Moving on to the interior; the Genesis 3.8 GT only comes one way. It comes with navigation, heated leather seats, a sunroof, and Bluetooth connectivity. There are a couple of areas where the materials look a tad low-rent, but for the most part, the car is immensely comfortable. The seats look and feel great, everything is reachable, and nothing comes as a surprise. Using my iPod Classic, the “Shuffle” feature had a mind of its own, but I wasn’t complaining since the sound from the Infinity speakers made up for it. The car could use a small subwoofer in the rear shelf, but the system does sound pretty good as-is. The navigation system is easy to use and, while I’d prefer if the screen wasn’t so high up, is much more responsive than others in the industry.
I became so enamoured with the Genesis Coupe over my test week that I affectionately named her Jenny. Jenny may have a little bit of a drinking problem (when driving spiritedly, I observed 12.9L/100km), but her figure and voice are so perfect you can’t help but succumb to her needs. The car can technically get away with regular fuel, but there is a noticeable decrease in engine performance when you do. I have two friends with V6 Genesis Coupes, and I’d have no hesitations uttering profanities at them if I ever witnessed them putting regular-grade gasoline into their cars. In fact, on a highway trip to the 1000 Islands and back, I kept it under 120 km/h and drove with a very light foot. I was surprised to actually observe an average of 8L/100km.

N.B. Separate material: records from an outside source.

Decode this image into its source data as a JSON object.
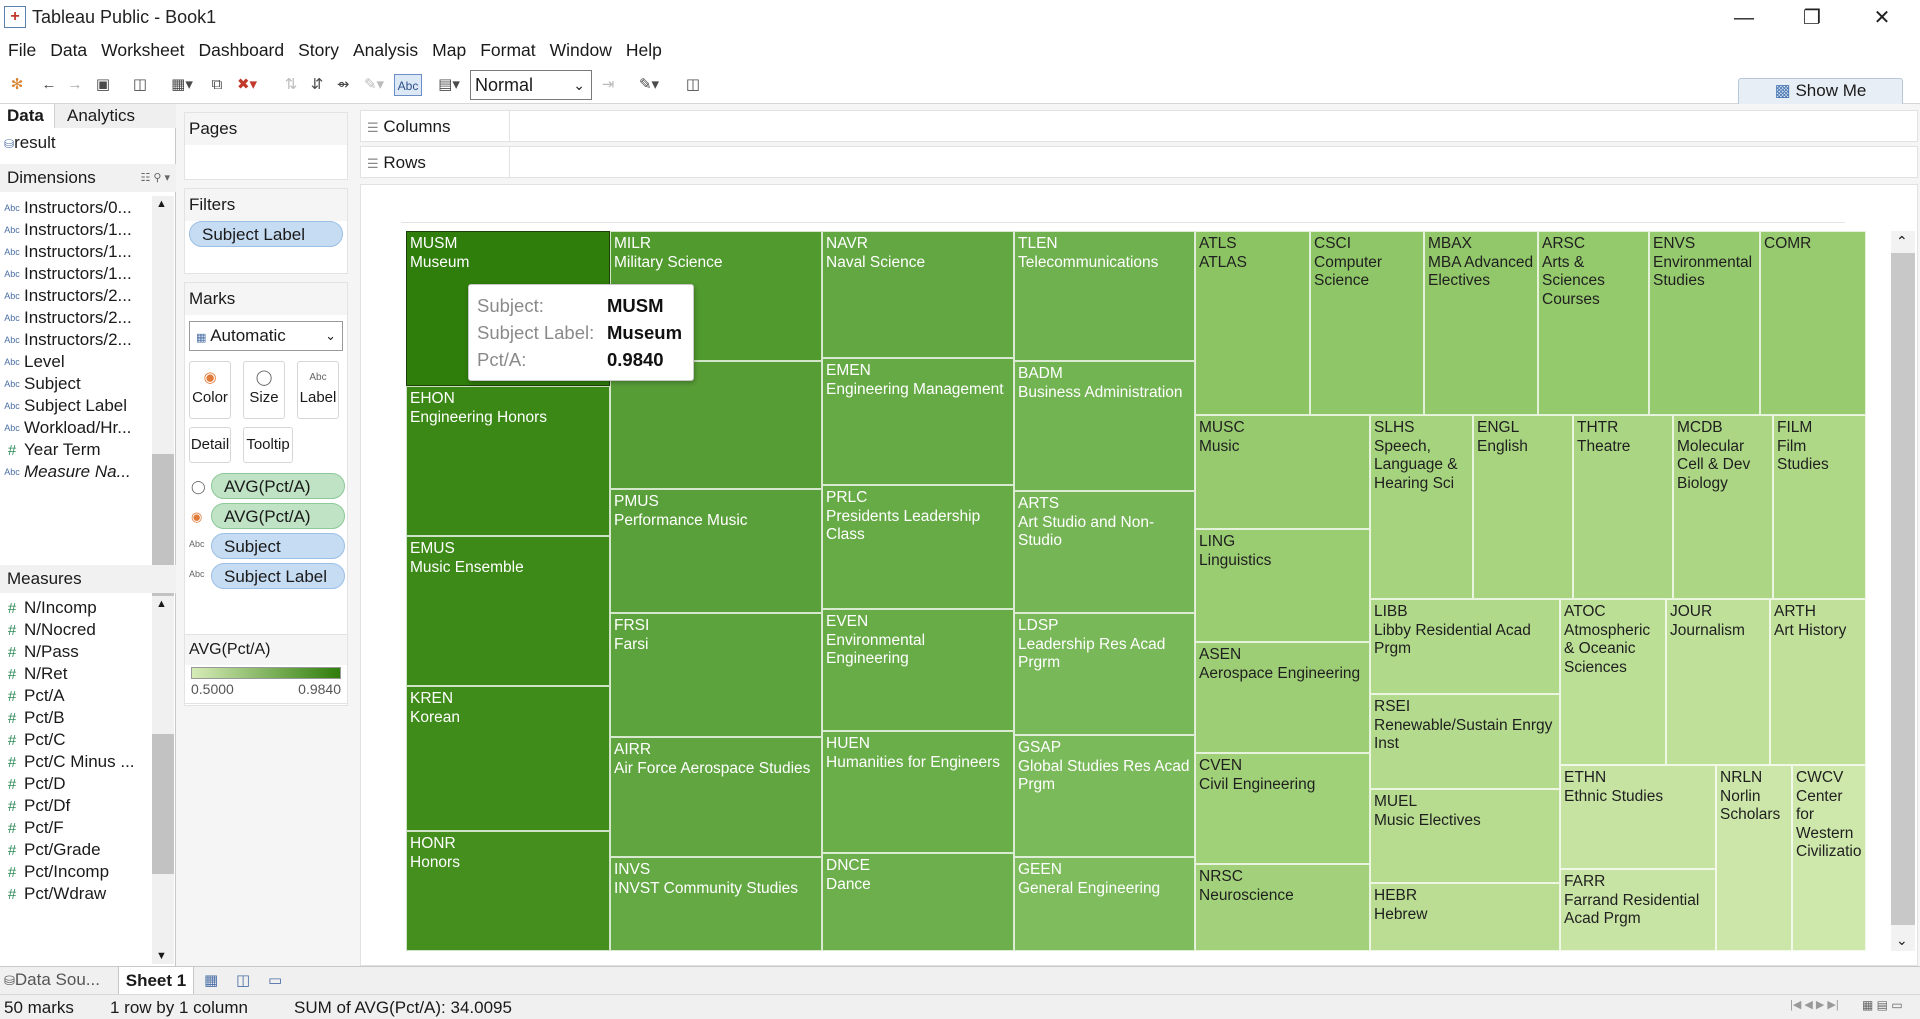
{
  "window": {
    "title": "Tableau Public - Book1",
    "app_icon": "tableau-logo-icon",
    "controls": [
      "minimize-icon",
      "restore-icon",
      "close-icon"
    ]
  },
  "menu": [
    "File",
    "Data",
    "Worksheet",
    "Dashboard",
    "Story",
    "Analysis",
    "Map",
    "Format",
    "Window",
    "Help"
  ],
  "toolbar": {
    "fit": "Normal",
    "abc": "Abc",
    "show_me": "Show Me"
  },
  "data_pane": {
    "tabs": [
      "Data",
      "Analytics"
    ],
    "datasource": "result",
    "dimensions_label": "Dimensions",
    "dimensions": [
      "Instructors/0...",
      "Instructors/1...",
      "Instructors/1...",
      "Instructors/1...",
      "Instructors/2...",
      "Instructors/2...",
      "Instructors/2...",
      "Level",
      "Subject",
      "Subject Label",
      "Workload/Hr...",
      "Year Term",
      "Measure Na..."
    ],
    "measures_label": "Measures",
    "measures": [
      "N/Incomp",
      "N/Nocred",
      "N/Pass",
      "N/Ret",
      "Pct/A",
      "Pct/B",
      "Pct/C",
      "Pct/C Minus ...",
      "Pct/D",
      "Pct/Df",
      "Pct/F",
      "Pct/Grade",
      "Pct/Incomp",
      "Pct/Wdraw"
    ]
  },
  "cards": {
    "pages": "Pages",
    "filters": "Filters",
    "filter_pill": "Subject Label",
    "marks": "Marks",
    "mark_type": "Automatic",
    "mark_buttons": [
      "Color",
      "Size",
      "Label",
      "Detail",
      "Tooltip"
    ],
    "mark_pills": [
      "AVG(Pct/A)",
      "AVG(Pct/A)",
      "Subject",
      "Subject Label"
    ],
    "legend_title": "AVG(Pct/A)",
    "legend_min": "0.5000",
    "legend_max": "0.9840",
    "color_low": "#d7ecb8",
    "color_high": "#2f7d0b"
  },
  "shelves": {
    "columns": "Columns",
    "rows": "Rows"
  },
  "treemap": [
    {
      "code": "MUSM",
      "name": "Museum",
      "color": "#2f7d0b"
    },
    {
      "code": "EHON",
      "name": "Engineering Honors",
      "color": "#3b8816"
    },
    {
      "code": "EMUS",
      "name": "Music Ensemble",
      "color": "#3d8a18"
    },
    {
      "code": "KREN",
      "name": "Korean",
      "color": "#408c1a"
    },
    {
      "code": "HONR",
      "name": "Honors",
      "color": "#448f1e"
    },
    {
      "code": "MILR",
      "name": "Military Science",
      "color": "#519a2e"
    },
    {
      "code": "",
      "name": "Education",
      "color": "#579d36"
    },
    {
      "code": "PMUS",
      "name": "Performance Music",
      "color": "#5aa03a"
    },
    {
      "code": "FRSI",
      "name": "Farsi",
      "color": "#5da33d"
    },
    {
      "code": "AIRR",
      "name": "Air Force Aerospace Studies",
      "color": "#60a540"
    },
    {
      "code": "INVS",
      "name": "INVST Community Studies",
      "color": "#64a944"
    },
    {
      "code": "NAVR",
      "name": "Naval Science",
      "color": "#62a742"
    },
    {
      "code": "EMEN",
      "name": "Engineering Management",
      "color": "#65aa45"
    },
    {
      "code": "PRLC",
      "name": "Presidents Leadership Class",
      "color": "#67ab47"
    },
    {
      "code": "EVEN",
      "name": "Environmental Engineering",
      "color": "#68ac48"
    },
    {
      "code": "HUEN",
      "name": "Humanities for Engineers",
      "color": "#6aae4a"
    },
    {
      "code": "DNCE",
      "name": "Dance",
      "color": "#6caf4c"
    },
    {
      "code": "TLEN",
      "name": "Telecommunications",
      "color": "#6fb14f"
    },
    {
      "code": "BADM",
      "name": "Business Administration",
      "color": "#72b352"
    },
    {
      "code": "ARTS",
      "name": "Art Studio and Non-Studio",
      "color": "#75b555"
    },
    {
      "code": "LDSP",
      "name": "Leadership Res Acad Prgrm",
      "color": "#78b858"
    },
    {
      "code": "GSAP",
      "name": "Global Studies Res Acad Prgm",
      "color": "#7bba5b"
    },
    {
      "code": "GEEN",
      "name": "General Engineering",
      "color": "#7ebc5e"
    },
    {
      "code": "ATLS",
      "name": "ATLAS",
      "color": "#8cc464"
    },
    {
      "code": "CSCI",
      "name": "Computer Science",
      "color": "#8fc667"
    },
    {
      "code": "MBAX",
      "name": "MBA Advanced Electives",
      "color": "#92c86a"
    },
    {
      "code": "ARSC",
      "name": "Arts & Sciences Courses",
      "color": "#94c96c"
    },
    {
      "code": "ENVS",
      "name": "Environmental Studies",
      "color": "#96ca6e"
    },
    {
      "code": "COMR",
      "name": "",
      "color": "#98cb70"
    },
    {
      "code": "MUSC",
      "name": "Music",
      "color": "#97ca6f"
    },
    {
      "code": "LING",
      "name": "Linguistics",
      "color": "#9acc72"
    },
    {
      "code": "ASEN",
      "name": "Aerospace Engineering",
      "color": "#9dce75"
    },
    {
      "code": "CVEN",
      "name": "Civil Engineering",
      "color": "#a0d078"
    },
    {
      "code": "NRSC",
      "name": "Neuroscience",
      "color": "#a3d17b"
    },
    {
      "code": "SLHS",
      "name": "Speech, Language & Hearing Sci",
      "color": "#a6d37e"
    },
    {
      "code": "ENGL",
      "name": "English",
      "color": "#a8d480"
    },
    {
      "code": "THTR",
      "name": "Theatre",
      "color": "#aad582"
    },
    {
      "code": "MCDB",
      "name": "Molecular Cell & Dev Biology",
      "color": "#acd684"
    },
    {
      "code": "FILM",
      "name": "Film Studies",
      "color": "#aed786"
    },
    {
      "code": "LIBB",
      "name": "Libby Residential Acad Prgm",
      "color": "#b1d98a"
    },
    {
      "code": "RSEI",
      "name": "Renewable/Sustain Enrgy Inst",
      "color": "#b4da8d"
    },
    {
      "code": "MUEL",
      "name": "Music Electives",
      "color": "#b7dc90"
    },
    {
      "code": "HEBR",
      "name": "Hebrew",
      "color": "#badd93"
    },
    {
      "code": "ATOC",
      "name": "Atmospheric & Oceanic Sciences",
      "color": "#bcdf96"
    },
    {
      "code": "JOUR",
      "name": "Journalism",
      "color": "#bfe099"
    },
    {
      "code": "ARTH",
      "name": "Art History",
      "color": "#c1e19b"
    },
    {
      "code": "ETHN",
      "name": "Ethnic Studies",
      "color": "#c6e3a2"
    },
    {
      "code": "FARR",
      "name": "Farrand Residential Acad Prgm",
      "color": "#c8e4a4"
    },
    {
      "code": "NRLN",
      "name": "Norlin Scholars",
      "color": "#cbe6a8"
    },
    {
      "code": "CWCV",
      "name": "Center for Western Civilizatio",
      "color": "#cee7ab"
    }
  ],
  "tooltip": {
    "subject_key": "Subject:",
    "subject_val": "MUSM",
    "label_key": "Subject Label:",
    "label_val": "Museum",
    "pct_key": "Pct/A:",
    "pct_val": "0.9840"
  },
  "sheets": {
    "datasource_tab": "Data Sou...",
    "active_sheet": "Sheet 1"
  },
  "status": {
    "marks": "50 marks",
    "dims": "1 row by 1 column",
    "sum": "SUM of AVG(Pct/A): 34.0095"
  }
}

The handling of the Genesis Coupe is another place the car truly shines. I ensured that every single time I stepped into the car, I pushed and held the traction control button for approximately 3 seconds, disabling all nanny systems. Not only are they intrusive, they prevent any sort of sideways fun. When turned off, the back end kicks out wonderfully and flawlessly, with the Brembo brakes ready to step in if things get a little bit too heated. This car is an absolute maniac, and it does nothing to hide this fact. The brakes have the perfect amount of bite without being too much.

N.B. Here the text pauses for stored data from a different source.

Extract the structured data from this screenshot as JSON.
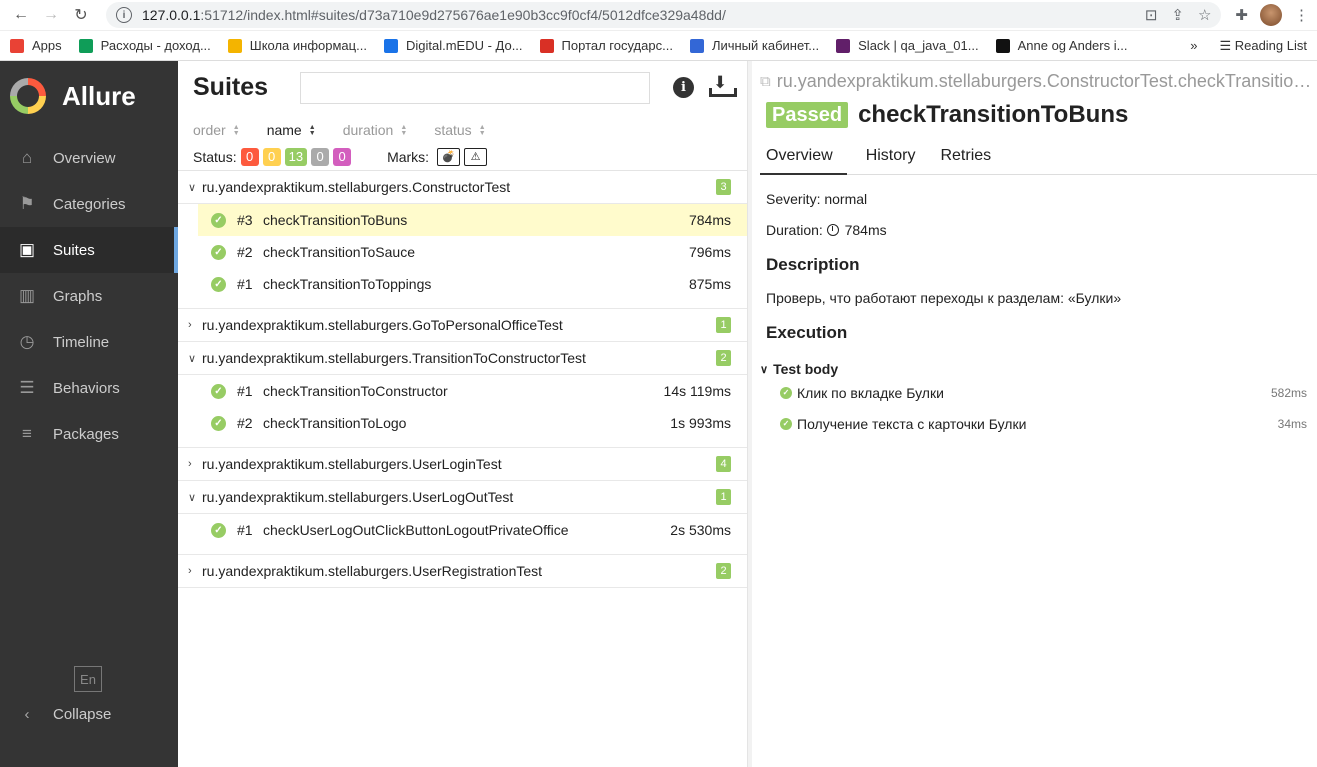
{
  "browser": {
    "url_host": "127.0.0.1",
    "url_path": ":51712/index.html#suites/d73a710e9d275676ae1e90b3cc9f0cf4/5012dfce329a48dd/",
    "bookmarks": [
      {
        "label": "Apps",
        "color": "#e94235"
      },
      {
        "label": "Расходы - доход...",
        "color": "#0f9d58"
      },
      {
        "label": "Школа информац...",
        "color": "#f4b400"
      },
      {
        "label": "Digital.mEDU - До...",
        "color": "#1a73e8"
      },
      {
        "label": "Портал государс...",
        "color": "#d93025"
      },
      {
        "label": "Личный кабинет...",
        "color": "#3367d6"
      },
      {
        "label": "Slack | qa_java_01...",
        "color": "#611f69"
      },
      {
        "label": "Anne og Anders i...",
        "color": "#111111"
      }
    ],
    "more": "»",
    "reading_list": "Reading List"
  },
  "sidebar": {
    "brand": "Allure",
    "items": [
      {
        "label": "Overview",
        "icon": "home-icon"
      },
      {
        "label": "Categories",
        "icon": "flag-icon"
      },
      {
        "label": "Suites",
        "icon": "briefcase-icon"
      },
      {
        "label": "Graphs",
        "icon": "bar-chart-icon"
      },
      {
        "label": "Timeline",
        "icon": "clock-icon"
      },
      {
        "label": "Behaviors",
        "icon": "list-icon"
      },
      {
        "label": "Packages",
        "icon": "align-left-icon"
      }
    ],
    "lang": "En",
    "collapse": "Collapse"
  },
  "suites": {
    "title": "Suites",
    "sort": [
      "order",
      "name",
      "duration",
      "status"
    ],
    "status_label": "Status:",
    "status_counts": [
      {
        "value": "0",
        "color": "#fd5a3e"
      },
      {
        "value": "0",
        "color": "#ffd050"
      },
      {
        "value": "13",
        "color": "#97cc64"
      },
      {
        "value": "0",
        "color": "#aaaaaa"
      },
      {
        "value": "0",
        "color": "#d35ebe"
      }
    ],
    "marks_label": "Marks:",
    "groups": [
      {
        "name": "ru.yandexpraktikum.stellaburgers.ConstructorTest",
        "count": "3",
        "expanded": true,
        "tests": [
          {
            "num": "#3",
            "name": "checkTransitionToBuns",
            "duration": "784ms",
            "selected": true
          },
          {
            "num": "#2",
            "name": "checkTransitionToSauce",
            "duration": "796ms"
          },
          {
            "num": "#1",
            "name": "checkTransitionToToppings",
            "duration": "875ms"
          }
        ]
      },
      {
        "name": "ru.yandexpraktikum.stellaburgers.GoToPersonalOfficeTest",
        "count": "1",
        "expanded": false,
        "tests": []
      },
      {
        "name": "ru.yandexpraktikum.stellaburgers.TransitionToConstructorTest",
        "count": "2",
        "expanded": true,
        "tests": [
          {
            "num": "#1",
            "name": "checkTransitionToConstructor",
            "duration": "14s 119ms"
          },
          {
            "num": "#2",
            "name": "checkTransitionToLogo",
            "duration": "1s 993ms"
          }
        ]
      },
      {
        "name": "ru.yandexpraktikum.stellaburgers.UserLoginTest",
        "count": "4",
        "expanded": false,
        "tests": []
      },
      {
        "name": "ru.yandexpraktikum.stellaburgers.UserLogOutTest",
        "count": "1",
        "expanded": true,
        "tests": [
          {
            "num": "#1",
            "name": "checkUserLogOutClickButtonLogoutPrivateOffice",
            "duration": "2s 530ms"
          }
        ]
      },
      {
        "name": "ru.yandexpraktikum.stellaburgers.UserRegistrationTest",
        "count": "2",
        "expanded": false,
        "tests": []
      }
    ]
  },
  "detail": {
    "path": "ru.yandexpraktikum.stellaburgers.ConstructorTest.checkTransitio…",
    "status": "Passed",
    "name": "checkTransitionToBuns",
    "tabs": [
      "Overview",
      "History",
      "Retries"
    ],
    "severity": "Severity: normal",
    "duration_label": "Duration:",
    "duration": "784ms",
    "description_title": "Description",
    "description": "Проверь, что работают переходы к разделам: «Булки»",
    "execution_title": "Execution",
    "test_body": "Test body",
    "steps": [
      {
        "name": "Клик по вкладке Булки",
        "duration": "582ms"
      },
      {
        "name": "Получение текста с карточки Булки",
        "duration": "34ms"
      }
    ]
  }
}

I did have some gripes with this Coupe, but then again, doesn’t even the most perfect girl have her flaws? When the proprietary Hyundai iPod cable (required) is plugged in, the little cubby to put your mobile device cannot be closed. When open, it takes away from the striking lines of the dashboard. The Hyundai corporate navigation system does not allow addresses to manually be input while the car is in motion. I realize many manufacturers do this, but it means that if lost on a foreign highway, my passenger cannot fiddle with the system. It can become cumbersome to have to pull off the highway just for this reason. In the car’s defense, using voice control does allow you to enter destinations while driving, but it will take so long you may as well not bother. Lastly, for a car that sounds this unbelievable, the fake vents on the hood are a bit offensive. I mean, if they aren’t functional, why bother with them at all?
Hyundai’s strategy of offering cars in competitive packages as opposed to selling individual options is something that works well for me. I like the no-nonsense aspect of car buying, and I like having toys. I love the fact that a manual transmission is available on the top trim level, and that any cost-cutting measures are hidden away. Most of all, I like that this car appears just as at home on the long highway hauls as a grand tourer as it does tearing up the pavement on the track. Jenny was once the new kid on the block the bullies liked to pick on, but now her enemies better start cowering in fear.